Enhancing ASP programs with a multimodal approach may enable US healthcare to achieve faster results in optimizing antibiotic utilization and reducing/reversing the rate of emerging bacterial resistance to antibiotics.

 

  1. Buehler SS,Madison B, Snyder SR, Derzon JH, Cornish NE, Saubolle MA, Weissfeld AS, Weinstein MP, Liebow EB, Wolk DM. Effectiveness of Practices To Increase Timeliness of Providing Targeted Therapy for Inpatients with Bloodstream Infections: a Laboratory Medicine Best Practices Systematic Review and Meta-analysis. Clin Microbiol Rev. 2016 Jan;29(1):59-103.
  2. Mullin KM, Kovacs CS, Fatica C, Einloth C, Neuner EA, Guzman JA, Kaiser E, Menon V, Castillo L, Popovich MJ, Manno EM, Gordon SM, Fraser TG. A Multifaceted Approach to Reduction of Catheter-Associated Urinary Tract Infections in the Intensive Care Unit With an Emphasis on "Stewardship of Culturing". Infect Control Hosp Epidemiol. 2017 Feb;38(2):186-188.
  3. Edmiston CE Jr, Leaper DJ. Intra-Operative Surgical Irrigation of the Surgical Incision: What Does the Future Hold-Saline, Antibiotic Agents, or Antiseptic Agents? Surg Infect (Larchmt). 2016 Dec;17(6):656-664.

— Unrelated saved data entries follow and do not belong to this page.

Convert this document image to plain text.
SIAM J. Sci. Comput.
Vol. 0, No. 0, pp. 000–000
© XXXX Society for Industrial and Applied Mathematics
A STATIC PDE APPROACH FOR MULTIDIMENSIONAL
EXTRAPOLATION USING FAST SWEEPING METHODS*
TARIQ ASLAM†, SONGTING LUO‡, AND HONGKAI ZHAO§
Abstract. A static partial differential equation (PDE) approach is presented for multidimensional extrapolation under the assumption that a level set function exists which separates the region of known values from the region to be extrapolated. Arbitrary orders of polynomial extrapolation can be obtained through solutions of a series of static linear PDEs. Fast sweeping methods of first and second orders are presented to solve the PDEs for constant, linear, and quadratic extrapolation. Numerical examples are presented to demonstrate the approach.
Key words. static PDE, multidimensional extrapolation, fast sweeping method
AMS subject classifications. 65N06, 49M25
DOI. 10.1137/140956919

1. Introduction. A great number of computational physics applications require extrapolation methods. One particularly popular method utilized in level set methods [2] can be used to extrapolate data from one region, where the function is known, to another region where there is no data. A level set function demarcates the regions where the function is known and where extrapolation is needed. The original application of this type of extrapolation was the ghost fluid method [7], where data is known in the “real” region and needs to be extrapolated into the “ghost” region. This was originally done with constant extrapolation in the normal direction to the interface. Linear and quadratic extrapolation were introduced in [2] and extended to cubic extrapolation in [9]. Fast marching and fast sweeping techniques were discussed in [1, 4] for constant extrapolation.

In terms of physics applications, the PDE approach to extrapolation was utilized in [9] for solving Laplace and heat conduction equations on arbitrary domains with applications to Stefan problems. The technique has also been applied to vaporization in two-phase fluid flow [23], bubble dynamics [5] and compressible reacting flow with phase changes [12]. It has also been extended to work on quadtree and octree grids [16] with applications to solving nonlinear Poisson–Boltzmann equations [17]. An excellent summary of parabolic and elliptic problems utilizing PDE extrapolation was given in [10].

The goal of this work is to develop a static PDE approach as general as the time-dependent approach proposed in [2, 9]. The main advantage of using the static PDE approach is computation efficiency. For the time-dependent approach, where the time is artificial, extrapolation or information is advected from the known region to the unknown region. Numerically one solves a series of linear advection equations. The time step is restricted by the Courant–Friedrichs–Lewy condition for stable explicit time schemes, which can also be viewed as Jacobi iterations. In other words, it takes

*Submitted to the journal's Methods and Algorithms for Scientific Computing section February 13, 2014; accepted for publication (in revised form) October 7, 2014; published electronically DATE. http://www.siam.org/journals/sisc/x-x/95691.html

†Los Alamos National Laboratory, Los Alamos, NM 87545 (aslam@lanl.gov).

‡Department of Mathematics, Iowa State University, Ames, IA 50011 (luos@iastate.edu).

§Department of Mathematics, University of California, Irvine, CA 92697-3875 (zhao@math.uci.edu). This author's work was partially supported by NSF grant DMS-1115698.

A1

  4. WHO SSI Prevention Guidelines 2016 http://www.who.int/gpsc/ssi-prevention-guidelines/en/
  5. Septimus EJ, Schweizer ML. Decolonization in Prevention of Health Care-Associated Infections. Clin Microbiol Rev. 2016 Apr;29(2):201-22.
  6. Lee, B.Y., Bartsch, S.M.,Wong, K.F., Miller, L.G., Huang, S.S. Beyond the Intensive Care Unit (ICU): Countywide impact of universal ICU Staphylococcus aureus decolonization. American Journal of Epidemiology 2016. Mar 1; 183(5):480-9.
  7. Deatherage N, Impact of Reduced Isolation and Contact Precaution Procedures on Infection Rates and Facility Costs at a Non-Profit Acute Care Hospital. American Journal of Infection Control, Volume 44 , Issue 6 , S101 - S102.
  8. Selek MB1, Bektöre B, Sezer O, Kula Atik T, Baylan O, Özyurt M. Genital region cleansing wipes: Effects on urine culture contamination.   J Infect Dev Ctries. 2017 Jan 30;11(1):102-105.